Well I haven't given up on the junk food yet. I don't know if I ever will but I have for now cutdown a little. I still get asked let's go get something to eat. Then guess were we head. To a burger joint. Mind you I love my salads. I mix lettuce, carrots, cabbage, cheese, bacon bits and spread shrimp on the top. A little dressing and I have a great meal. I know it sounds weird but I do love my salads. My man can not live on rabbit food though. He loves his meat. Which I am not too fond of. Like to have a little but allot no way. I like fish as well. When we head into maple ridge I like to go to Austin fish and chips. If they wouldn't batter too much it is great fish. Except for the deep frying part. I usually have cole slaw with it instead of the fries. Well at least I am trying. A new resolve has to be meant as well. Burger King is coming to mission.. Yeah we have two McDonald's, three Tim hortons, two subways and a slew of other restaraunts. What is mission a place to just hang out and eat. I know everyone just thinks food. Gotta have food. My mind doesn't think like that thought. I like a little but I don't want to be eating all the time like other people in this family. I know he has to keep his sugars in order but does he have to eat such honkin big meals. A little bit at a time would probably do him better and keep his sugars better regulated. Well he has his ideas and I have mine and I am gonna keep up with what I think is best for me and the hell with him.

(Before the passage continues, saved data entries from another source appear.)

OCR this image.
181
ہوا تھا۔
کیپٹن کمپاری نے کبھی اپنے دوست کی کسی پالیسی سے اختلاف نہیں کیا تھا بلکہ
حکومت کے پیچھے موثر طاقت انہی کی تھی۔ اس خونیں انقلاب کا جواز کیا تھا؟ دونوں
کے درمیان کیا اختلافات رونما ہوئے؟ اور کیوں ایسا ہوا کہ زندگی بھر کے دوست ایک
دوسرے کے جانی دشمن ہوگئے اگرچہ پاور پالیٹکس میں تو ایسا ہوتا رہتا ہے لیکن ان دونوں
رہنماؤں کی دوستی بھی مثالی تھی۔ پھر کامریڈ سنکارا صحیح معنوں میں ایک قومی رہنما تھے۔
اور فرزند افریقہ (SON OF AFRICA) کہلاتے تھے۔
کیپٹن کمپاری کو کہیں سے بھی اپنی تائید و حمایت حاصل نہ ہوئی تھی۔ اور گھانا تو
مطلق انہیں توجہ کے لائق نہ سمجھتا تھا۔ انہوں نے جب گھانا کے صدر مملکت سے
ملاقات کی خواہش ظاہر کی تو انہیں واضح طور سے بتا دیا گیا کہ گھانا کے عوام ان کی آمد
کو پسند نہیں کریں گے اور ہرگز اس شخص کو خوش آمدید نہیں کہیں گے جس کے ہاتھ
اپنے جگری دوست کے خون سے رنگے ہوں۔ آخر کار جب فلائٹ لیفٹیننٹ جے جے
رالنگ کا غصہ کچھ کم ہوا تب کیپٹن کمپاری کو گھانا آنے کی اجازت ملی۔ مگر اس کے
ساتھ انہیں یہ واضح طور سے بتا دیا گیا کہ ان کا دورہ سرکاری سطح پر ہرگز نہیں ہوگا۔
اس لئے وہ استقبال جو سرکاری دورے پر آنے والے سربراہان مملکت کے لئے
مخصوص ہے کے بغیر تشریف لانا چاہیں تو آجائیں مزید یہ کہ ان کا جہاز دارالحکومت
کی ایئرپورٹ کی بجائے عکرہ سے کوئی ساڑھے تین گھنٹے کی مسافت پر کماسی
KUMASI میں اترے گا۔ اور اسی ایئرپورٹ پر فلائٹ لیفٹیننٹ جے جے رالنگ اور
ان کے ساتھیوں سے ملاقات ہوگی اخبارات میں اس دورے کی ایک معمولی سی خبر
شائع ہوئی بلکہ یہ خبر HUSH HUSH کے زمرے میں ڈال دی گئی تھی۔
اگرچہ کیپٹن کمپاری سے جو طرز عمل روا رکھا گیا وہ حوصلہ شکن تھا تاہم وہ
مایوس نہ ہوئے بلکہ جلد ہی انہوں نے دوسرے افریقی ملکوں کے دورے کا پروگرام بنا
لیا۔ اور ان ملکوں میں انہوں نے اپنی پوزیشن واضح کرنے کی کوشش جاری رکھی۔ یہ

That said and done. I think I am doing pretty good. How long it will last is up to me and only me. I have my vices and I am trying to kick them in the but. It will just takes little longer with some then others. I do love my junk food and have to work on that a little more. Work comes in there too and it lessens my resolve as well. There are some days when I feel like shit when my fibro starts to acted up or the arthritis starts to pain me. Or I just feel run down. Those days will really get me down and my resolve will to be to go straight to the cupboard and choke down something that ain't good for me.

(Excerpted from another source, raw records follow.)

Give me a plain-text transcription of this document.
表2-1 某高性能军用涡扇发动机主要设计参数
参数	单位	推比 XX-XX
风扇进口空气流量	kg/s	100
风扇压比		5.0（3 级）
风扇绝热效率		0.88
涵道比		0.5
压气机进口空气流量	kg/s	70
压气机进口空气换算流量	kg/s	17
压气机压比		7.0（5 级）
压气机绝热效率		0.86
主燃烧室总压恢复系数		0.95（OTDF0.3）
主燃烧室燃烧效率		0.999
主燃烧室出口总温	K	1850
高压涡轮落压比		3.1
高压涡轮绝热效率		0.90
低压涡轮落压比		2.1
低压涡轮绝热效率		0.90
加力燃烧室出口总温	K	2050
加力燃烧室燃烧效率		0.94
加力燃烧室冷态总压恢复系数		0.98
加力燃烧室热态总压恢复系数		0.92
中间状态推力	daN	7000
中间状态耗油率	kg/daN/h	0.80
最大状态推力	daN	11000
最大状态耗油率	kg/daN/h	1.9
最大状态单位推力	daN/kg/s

Now I just have to get out in the world and start getting to know more people. I have joined up with a one of group and see where that will lead. I need to get out there or I will end up a like those old women at home with their dogs when I retire. M dogs won't even want to be with me. Depressing thought. What else can I do to to get me out and meeting people? I have already joined the red hat ladies and I hope this will get me out a bit. I use to sing in some choirs but now with the problems with my throat I probably can not hold a tune anymore. Maybe dancing group. But how much could I do before I start to hurt too much. I like dancing though. Lets see what I can find in that area. I can't sit around here and stare at my hubby all day. That will drive me bonkers. While he is staring back at me and watching these stupid discovery shows on tv day in and day out.

Well here we go into week two. Lets see what that will bring to my plate. Holidays are over now and it is back to reality. I am women hear me roar. I am roaring as loud as I can now to keep up with what I have started. Stand behind me everyone and I will win at this. Well at least I hope. More courage for the cowardly line here.